There are excellent public transport connections within the county with all major attractions being served by bus or train.

Castles in West Yorkshire

West Yorkshire is well known for its industrial heritage and became a famous and wealthy region during the Industrial Revolution. However, this area of Yorkshire has a rich history and had thriving medieval towns long before the textile mills of Leeds and Bradford were in operation.

Pontefract Castle, West Yorkshire


There has been a castle in Pontefract for almost one thousand years. The town of Pontefract is often viewed as an industrial community, best known for mining and the production of liquorice sweets. However, in medieval times, the town was an important centre of power.

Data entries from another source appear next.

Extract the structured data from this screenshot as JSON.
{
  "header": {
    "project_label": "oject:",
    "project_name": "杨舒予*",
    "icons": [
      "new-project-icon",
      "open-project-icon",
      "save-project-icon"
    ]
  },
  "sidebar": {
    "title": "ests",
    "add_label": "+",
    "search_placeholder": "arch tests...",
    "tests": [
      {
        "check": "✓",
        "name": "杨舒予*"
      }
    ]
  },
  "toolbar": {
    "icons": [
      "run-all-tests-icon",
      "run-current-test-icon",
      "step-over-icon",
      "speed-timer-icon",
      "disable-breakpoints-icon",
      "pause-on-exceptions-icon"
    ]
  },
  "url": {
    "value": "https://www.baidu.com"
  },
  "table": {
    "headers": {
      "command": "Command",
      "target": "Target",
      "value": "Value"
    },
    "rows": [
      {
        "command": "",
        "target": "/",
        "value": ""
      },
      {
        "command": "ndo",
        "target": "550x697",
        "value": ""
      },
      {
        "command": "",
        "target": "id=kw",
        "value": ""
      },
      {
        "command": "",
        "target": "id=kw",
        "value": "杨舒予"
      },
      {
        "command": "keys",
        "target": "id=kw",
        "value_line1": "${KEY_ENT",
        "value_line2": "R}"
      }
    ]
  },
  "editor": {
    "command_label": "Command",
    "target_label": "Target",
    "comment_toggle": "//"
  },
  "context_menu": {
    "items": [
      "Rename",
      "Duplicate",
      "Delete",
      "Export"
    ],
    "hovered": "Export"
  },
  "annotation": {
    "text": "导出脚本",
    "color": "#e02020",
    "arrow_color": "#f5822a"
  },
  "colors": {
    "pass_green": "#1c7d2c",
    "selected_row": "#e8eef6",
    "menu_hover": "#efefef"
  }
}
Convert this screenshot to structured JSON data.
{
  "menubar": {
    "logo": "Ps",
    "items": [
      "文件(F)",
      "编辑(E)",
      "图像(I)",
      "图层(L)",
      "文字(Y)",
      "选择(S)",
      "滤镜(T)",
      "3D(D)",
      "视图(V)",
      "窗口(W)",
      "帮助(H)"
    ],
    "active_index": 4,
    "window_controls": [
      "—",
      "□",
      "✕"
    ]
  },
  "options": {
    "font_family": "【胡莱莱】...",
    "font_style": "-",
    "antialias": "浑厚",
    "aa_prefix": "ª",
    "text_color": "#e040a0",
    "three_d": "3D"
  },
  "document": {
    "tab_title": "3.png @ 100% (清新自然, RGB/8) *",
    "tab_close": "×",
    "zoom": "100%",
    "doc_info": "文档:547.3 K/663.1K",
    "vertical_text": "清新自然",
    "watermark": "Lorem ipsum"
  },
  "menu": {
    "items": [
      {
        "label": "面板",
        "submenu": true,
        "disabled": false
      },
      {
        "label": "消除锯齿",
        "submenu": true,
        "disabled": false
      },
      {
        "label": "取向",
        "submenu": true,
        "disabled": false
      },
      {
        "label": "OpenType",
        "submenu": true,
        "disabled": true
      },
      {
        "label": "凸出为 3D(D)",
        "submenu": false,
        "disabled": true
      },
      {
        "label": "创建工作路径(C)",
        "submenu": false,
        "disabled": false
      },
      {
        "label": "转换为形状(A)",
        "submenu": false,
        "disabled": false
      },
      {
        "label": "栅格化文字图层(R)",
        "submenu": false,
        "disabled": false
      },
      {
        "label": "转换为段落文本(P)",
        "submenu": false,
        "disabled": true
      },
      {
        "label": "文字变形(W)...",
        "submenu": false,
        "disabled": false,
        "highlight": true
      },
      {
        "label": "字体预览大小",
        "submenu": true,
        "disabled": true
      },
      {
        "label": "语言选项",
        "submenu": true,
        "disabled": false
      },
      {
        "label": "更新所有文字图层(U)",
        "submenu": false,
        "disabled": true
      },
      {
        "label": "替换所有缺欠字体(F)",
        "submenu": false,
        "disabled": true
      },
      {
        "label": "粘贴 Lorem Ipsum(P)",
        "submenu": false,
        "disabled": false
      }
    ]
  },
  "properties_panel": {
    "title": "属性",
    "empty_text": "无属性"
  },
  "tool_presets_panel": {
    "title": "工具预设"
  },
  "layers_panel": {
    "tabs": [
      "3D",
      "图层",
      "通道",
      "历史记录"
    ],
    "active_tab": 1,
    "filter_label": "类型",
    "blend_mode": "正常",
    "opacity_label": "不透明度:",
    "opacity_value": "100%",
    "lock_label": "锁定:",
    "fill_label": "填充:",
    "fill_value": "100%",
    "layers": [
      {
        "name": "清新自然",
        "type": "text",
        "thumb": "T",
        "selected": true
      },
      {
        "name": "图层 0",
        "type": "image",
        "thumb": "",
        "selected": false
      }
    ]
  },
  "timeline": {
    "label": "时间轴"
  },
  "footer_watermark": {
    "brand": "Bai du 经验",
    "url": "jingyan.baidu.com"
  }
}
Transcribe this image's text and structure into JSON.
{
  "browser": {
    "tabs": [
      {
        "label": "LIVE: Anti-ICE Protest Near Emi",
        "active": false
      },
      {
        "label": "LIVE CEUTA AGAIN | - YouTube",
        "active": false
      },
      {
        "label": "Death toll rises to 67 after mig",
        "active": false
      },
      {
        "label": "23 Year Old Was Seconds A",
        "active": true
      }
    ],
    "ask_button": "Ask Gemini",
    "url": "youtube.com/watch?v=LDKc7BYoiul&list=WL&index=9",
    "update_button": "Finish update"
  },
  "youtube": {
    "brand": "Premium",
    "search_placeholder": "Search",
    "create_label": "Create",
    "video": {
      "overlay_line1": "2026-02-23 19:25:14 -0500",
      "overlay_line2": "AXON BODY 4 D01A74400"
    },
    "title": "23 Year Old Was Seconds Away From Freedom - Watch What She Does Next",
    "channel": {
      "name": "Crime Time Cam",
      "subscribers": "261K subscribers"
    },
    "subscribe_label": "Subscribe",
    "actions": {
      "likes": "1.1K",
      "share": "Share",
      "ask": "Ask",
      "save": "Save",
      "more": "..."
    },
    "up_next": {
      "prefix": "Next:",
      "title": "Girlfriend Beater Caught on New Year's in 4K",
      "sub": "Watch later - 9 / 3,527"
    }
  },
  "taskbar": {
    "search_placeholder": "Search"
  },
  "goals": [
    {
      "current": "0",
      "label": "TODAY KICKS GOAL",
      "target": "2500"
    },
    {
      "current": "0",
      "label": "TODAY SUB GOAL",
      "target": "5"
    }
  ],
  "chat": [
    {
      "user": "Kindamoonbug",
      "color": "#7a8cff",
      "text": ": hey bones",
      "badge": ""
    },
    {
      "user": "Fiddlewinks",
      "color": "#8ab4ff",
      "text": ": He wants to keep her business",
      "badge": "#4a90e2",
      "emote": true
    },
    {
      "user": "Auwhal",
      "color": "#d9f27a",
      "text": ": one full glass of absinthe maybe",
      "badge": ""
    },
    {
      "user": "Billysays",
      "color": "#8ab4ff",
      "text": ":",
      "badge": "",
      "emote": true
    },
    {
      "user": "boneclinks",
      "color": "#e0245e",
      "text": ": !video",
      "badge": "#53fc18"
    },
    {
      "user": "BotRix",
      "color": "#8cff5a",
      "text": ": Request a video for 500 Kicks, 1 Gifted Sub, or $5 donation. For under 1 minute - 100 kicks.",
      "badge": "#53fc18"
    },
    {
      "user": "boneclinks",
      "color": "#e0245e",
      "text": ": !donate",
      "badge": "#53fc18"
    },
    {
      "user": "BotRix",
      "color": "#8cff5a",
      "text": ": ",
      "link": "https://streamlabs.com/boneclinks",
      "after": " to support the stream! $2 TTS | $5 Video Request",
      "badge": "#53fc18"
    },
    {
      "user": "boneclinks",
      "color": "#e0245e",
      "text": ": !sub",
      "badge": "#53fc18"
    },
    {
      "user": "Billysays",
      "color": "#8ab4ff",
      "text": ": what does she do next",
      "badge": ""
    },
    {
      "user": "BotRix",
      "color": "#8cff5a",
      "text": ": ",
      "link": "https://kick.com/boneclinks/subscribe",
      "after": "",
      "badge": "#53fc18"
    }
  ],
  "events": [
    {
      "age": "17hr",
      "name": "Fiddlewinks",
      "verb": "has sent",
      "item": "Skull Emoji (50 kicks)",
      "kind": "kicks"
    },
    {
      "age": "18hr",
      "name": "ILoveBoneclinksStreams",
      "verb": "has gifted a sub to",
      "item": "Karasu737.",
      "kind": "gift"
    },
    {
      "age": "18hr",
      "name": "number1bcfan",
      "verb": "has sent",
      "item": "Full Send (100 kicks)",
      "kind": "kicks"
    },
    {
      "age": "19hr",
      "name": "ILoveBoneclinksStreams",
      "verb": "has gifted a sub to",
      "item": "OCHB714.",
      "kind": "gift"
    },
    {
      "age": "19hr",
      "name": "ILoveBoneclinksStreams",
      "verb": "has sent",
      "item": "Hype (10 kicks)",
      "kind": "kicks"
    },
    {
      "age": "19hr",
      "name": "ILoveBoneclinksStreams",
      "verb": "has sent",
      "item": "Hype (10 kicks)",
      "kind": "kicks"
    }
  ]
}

Pontefract was on the Great North Road, a route from London to the North of England and as such, received many important visitors. King Richard II died as a prisoner at the castle and it is reputed that Catherine Howard was first unfaithful to King Henry VIII here.

The current castle was constructed in the fourteenth century and was a favourite home of John of Gaunt, one of the sons of Edward III. It is a motte and bailey castle, with two wards and extensive underground buildings.

The townspeople of Pontefract have not always appreciated the castle and after the English Civil War, petitioned to Parliament to have it demolished, as they felt that it attracted trouble. The building was duly destroyed and has remained as a ruin ever since.

Details: Pontefract Castle, Castle Chain, Pontefract, WF8 1QH, tel: 01977 723440

Open: Mon-Fri 8.30am to dusk, Sat & Sun 10.30am to dusk

Sandal Castle, West Yorkshire

Sandal Castle is a motte and bailey fortress founded in 1180. It overlooks the site of the 1460 Battle of Wakefield, one of the battle-grounds of the War of the Roses.

The castle fell into disrepair during the sixteenth century, but was an important fortification during the English Civil War and was besieged twice by Parliamentary forces.

Archaeological finds have been discovered at the castle and some of these are on display at the nearby Wakefield Museum.

Details: Sandal Castle, Manygates Lane, Sandal, Wakefield, WF2 7DG, tel:

Open from dawn to dusk.

Wakefield Castle, West Yorkshire

Wakefield Castle was built in the twelfth century and may never have been completed. It was founded during the uncertainty of the reign of King Stephen, when many titles and landholdings were disputed.

The castle was designed as a motte and bailey fortress but its original design has been altered by later building work.

Details: Wakefield Castle, Thornes Park, Wakefield, WF2 8QE

Open from dawn to dusk.

Yorkshire has some of the UK’s oldest and most unspoilt historic attractions. The castles of Yorkshire give a unique picture of what life was like in earlier centuries.